In my training dataset I have many more negative instances (0 label) than positives (1 label).
So seems like my model is being heavily biased towards predicting low probabilities. How do I rescale weights?
As output I have an array of probabilities e.g [0.1, 0.3, 0.8] and an array of labels [0, 1, 0]
I would like to try diff loss functions, such as MSE or BCE. Maybe some others.
What would be the most appropriate loss function here that allows giving bigger weight towards positive instances?
And how would I do it? I see that some loss functions have weight attribute, but I am not sure how to set it properly in my case.
Or for example BCEwithLogits has pos_weight attribute. It says “Must be a vector with length equal to the number of classes.”
So if my input to a loss function is [0.1, 0.3, 0.8] , [0, 1, 0] what should be my pos_weight? Smth like [0.1, 0.9] ?
The list with [0, 1, 0] is not a list of classes but just a list of values for a single class. If you have only one class,
pos_weight should contain only one argument. For example, if you have 300 positive samples and 200 negative ones, you should set
pos_weight to 200 / 300. It will virtually “reduce” the set of positive samples from 300 to 200.
An alternative is to sample from negative subset with higher frequency.

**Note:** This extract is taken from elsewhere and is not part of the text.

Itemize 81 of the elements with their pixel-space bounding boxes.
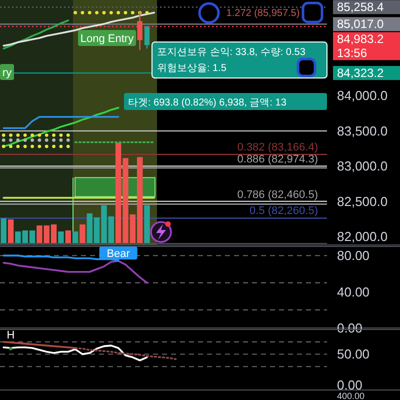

Hmm in last version of pytorch i got errors that pos_weight is not present. So I used weights argument where zero instances have weight of 1 and positive have weight of pos/negs. I think it should be correct…
pos_weight first appeared only in 0.4.1. Try to update your PyTorch installation.
weights is a way to say “negative samples is more important”, whereas
pos_weight is a way to say “negative errors must be larger”. These approaches are different and are not equivalent in the general case.
Could you pls explain how they are different mathematically? The difference is not clear…
In your case with only one class there is no difference.